Federal Election Commission chair Ann Ravel told the New York Times Sunday that she has “largely given up hope of reining in abuses in the 2016 presidential campaign.”
“The likelihood of the laws being enforced is slim,” she said. “I never want to give up, but I’m not under any illusions. People think the F.E.C. is dysfunctional. It’s worse than dysfunctional.”
This obviously reflects the deluge of spending since the Citizens United decision. But per the Times it is also indicative of the partisan split between the FEC board members, who continually deadlock in 3-3 votes. This leaves the commission ineffective against candidates, parties, and PACs that are rapidly adapting to the post Citizens United-landscape, with a greater blurring of the lines between PACs and campaigns, and candidates like Jeb Bush delaying their FEC filing to prolong the period of coordination with limitless Super PACs.
Not for nothing, but:
Republican members of the commission see no such crisis. They say they are comfortable with how things are working under the structure that gives each party three votes. No action at all, they say, is better than overly aggressive steps that could chill political speech.
“Congress set this place up to gridlock,” Lee E. Goodman, a Republican commissioner, said in an interview. “This agency is functioning as Congress intended. The democracy isn’t collapsing around us.”

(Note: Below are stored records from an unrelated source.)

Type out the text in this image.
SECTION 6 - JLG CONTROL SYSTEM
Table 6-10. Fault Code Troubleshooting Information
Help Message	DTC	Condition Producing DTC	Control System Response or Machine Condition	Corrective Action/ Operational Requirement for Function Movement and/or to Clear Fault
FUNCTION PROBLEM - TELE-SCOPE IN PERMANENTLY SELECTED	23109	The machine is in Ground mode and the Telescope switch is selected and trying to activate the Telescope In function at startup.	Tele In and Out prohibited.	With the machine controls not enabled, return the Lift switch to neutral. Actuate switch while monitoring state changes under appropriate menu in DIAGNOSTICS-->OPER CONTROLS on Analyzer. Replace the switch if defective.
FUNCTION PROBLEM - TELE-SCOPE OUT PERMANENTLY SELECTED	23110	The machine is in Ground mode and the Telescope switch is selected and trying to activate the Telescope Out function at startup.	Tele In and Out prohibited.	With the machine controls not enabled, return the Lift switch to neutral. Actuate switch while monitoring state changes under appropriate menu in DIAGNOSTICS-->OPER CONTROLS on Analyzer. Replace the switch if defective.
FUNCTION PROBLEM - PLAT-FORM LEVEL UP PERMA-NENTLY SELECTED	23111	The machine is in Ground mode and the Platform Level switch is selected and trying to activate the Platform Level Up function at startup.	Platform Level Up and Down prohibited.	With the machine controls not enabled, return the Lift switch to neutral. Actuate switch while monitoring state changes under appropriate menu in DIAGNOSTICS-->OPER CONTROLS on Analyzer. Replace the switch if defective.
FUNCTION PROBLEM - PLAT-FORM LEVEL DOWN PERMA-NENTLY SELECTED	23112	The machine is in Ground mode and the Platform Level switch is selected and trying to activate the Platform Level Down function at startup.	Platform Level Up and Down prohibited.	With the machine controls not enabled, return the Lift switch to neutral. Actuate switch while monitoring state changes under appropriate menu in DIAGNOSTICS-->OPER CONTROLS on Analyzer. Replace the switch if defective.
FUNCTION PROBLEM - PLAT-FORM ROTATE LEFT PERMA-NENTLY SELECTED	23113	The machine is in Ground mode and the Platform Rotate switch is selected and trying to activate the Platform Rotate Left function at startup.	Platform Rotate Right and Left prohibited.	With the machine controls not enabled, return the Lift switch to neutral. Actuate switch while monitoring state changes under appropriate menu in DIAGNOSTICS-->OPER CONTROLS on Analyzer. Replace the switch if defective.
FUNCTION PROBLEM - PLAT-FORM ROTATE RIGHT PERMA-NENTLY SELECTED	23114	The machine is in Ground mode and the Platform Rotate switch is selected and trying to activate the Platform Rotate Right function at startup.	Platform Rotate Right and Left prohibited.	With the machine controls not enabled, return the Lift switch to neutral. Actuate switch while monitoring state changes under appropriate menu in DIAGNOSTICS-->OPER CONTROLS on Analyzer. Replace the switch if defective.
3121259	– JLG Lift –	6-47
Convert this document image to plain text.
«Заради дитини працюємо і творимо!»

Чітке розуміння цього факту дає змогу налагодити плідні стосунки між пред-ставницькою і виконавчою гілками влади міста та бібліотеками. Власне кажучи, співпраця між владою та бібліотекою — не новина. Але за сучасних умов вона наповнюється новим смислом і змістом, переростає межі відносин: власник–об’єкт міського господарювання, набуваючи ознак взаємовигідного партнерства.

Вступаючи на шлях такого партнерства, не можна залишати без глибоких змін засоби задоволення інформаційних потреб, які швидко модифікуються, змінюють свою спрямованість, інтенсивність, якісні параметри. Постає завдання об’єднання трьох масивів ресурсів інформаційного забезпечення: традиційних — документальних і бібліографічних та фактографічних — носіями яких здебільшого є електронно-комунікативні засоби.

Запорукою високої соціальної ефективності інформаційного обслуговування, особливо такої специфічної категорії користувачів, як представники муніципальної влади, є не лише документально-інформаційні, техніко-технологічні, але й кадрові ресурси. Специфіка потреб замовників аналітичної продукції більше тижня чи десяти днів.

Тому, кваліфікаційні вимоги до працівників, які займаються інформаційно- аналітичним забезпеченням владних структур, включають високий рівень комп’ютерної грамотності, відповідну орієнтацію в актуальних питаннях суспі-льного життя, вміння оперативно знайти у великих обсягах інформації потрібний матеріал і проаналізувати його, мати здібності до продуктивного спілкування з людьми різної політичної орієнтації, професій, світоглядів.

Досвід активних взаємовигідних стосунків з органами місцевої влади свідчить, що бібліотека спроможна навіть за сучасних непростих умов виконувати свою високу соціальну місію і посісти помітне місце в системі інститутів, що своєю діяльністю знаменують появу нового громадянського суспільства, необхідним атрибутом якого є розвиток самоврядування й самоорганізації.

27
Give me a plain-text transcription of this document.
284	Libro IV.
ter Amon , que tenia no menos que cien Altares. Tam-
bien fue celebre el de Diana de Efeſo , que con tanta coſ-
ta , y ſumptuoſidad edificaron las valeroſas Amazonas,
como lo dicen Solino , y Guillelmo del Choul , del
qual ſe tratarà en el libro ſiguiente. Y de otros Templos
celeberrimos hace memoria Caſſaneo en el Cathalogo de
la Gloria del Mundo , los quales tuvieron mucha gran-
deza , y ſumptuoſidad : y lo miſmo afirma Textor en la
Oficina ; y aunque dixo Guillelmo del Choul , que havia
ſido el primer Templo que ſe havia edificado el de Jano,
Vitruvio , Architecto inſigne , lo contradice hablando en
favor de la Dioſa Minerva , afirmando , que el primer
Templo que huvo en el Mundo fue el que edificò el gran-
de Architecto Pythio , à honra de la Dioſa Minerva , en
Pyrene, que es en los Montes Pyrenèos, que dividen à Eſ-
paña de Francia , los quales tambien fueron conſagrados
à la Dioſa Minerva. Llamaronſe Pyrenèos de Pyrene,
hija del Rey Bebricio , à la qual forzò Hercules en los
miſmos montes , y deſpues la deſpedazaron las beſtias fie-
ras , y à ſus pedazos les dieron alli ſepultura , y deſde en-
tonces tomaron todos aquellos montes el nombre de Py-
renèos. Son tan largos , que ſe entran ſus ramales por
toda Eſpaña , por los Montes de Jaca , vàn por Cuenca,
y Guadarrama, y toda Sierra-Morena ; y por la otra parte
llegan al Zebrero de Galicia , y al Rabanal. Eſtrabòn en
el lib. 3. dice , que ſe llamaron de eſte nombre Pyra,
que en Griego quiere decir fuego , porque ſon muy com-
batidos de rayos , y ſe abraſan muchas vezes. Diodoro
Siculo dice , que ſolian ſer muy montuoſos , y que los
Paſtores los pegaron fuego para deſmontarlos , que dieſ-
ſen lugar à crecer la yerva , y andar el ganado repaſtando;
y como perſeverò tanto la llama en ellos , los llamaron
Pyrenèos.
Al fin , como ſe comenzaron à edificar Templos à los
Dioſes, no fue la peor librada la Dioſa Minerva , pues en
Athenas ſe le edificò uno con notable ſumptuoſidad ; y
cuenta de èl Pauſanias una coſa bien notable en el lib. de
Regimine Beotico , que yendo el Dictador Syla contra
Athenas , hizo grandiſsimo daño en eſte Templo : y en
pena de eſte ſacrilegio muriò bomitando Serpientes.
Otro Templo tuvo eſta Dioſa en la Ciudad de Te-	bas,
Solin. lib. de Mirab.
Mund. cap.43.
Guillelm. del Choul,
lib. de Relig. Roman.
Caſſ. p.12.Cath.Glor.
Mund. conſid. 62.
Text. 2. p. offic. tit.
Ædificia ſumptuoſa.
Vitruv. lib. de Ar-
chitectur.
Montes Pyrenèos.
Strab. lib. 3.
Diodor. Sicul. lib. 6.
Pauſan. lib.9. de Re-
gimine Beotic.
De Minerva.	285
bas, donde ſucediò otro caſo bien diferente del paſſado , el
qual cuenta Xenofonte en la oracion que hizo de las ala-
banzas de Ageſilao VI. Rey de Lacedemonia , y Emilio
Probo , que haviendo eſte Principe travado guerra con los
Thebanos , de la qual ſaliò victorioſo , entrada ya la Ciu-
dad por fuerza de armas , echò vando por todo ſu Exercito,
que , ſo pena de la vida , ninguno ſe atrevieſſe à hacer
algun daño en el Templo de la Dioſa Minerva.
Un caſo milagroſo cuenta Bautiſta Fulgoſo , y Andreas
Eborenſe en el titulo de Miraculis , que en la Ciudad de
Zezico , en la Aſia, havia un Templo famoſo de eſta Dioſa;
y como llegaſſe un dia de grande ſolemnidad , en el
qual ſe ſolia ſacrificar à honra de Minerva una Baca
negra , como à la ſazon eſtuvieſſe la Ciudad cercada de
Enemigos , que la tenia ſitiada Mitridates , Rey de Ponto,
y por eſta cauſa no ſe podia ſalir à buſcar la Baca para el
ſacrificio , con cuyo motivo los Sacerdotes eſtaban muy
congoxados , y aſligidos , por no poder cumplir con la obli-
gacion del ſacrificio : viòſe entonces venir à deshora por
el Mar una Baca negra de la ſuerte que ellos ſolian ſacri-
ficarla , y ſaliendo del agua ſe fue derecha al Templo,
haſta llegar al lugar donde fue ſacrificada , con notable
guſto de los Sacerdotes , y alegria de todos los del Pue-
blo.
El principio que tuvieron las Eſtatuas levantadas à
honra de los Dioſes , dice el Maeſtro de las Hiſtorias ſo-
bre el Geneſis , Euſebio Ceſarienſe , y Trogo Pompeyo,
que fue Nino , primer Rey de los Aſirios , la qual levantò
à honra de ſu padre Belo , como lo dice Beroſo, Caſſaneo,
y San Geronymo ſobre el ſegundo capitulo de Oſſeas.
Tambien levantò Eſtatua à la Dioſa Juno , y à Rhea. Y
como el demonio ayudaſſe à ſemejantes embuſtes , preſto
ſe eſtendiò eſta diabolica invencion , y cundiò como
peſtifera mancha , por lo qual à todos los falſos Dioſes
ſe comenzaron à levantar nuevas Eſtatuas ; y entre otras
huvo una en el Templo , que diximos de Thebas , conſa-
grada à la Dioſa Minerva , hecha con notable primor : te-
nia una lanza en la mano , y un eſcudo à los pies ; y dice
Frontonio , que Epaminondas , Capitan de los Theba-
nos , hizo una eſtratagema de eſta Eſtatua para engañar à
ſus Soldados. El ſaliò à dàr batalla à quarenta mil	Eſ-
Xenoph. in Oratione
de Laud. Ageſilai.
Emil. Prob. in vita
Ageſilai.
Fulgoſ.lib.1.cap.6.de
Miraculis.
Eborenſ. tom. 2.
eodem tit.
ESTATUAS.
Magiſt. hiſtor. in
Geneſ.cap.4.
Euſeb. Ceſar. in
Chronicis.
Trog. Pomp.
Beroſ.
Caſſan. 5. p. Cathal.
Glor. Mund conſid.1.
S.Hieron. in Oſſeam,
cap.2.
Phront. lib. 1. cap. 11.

Ravel said the Republican members were blocking enforcement of rules against conservative PACs like Karl Rove’s Crossroads GPS. “What’s really going on, is that the Republican commissioners don’t want to enforce the law, except in the most obvious cases,” she said. “The rules aren’t being followed, and that’s destructive to the political process.”
The 2016 election is set to be the most expensive in history, with the Koch Brothers promising almost $1 billion in spending alone, and Democratic candidate Hillary Clinton looking to raise over $2 billion.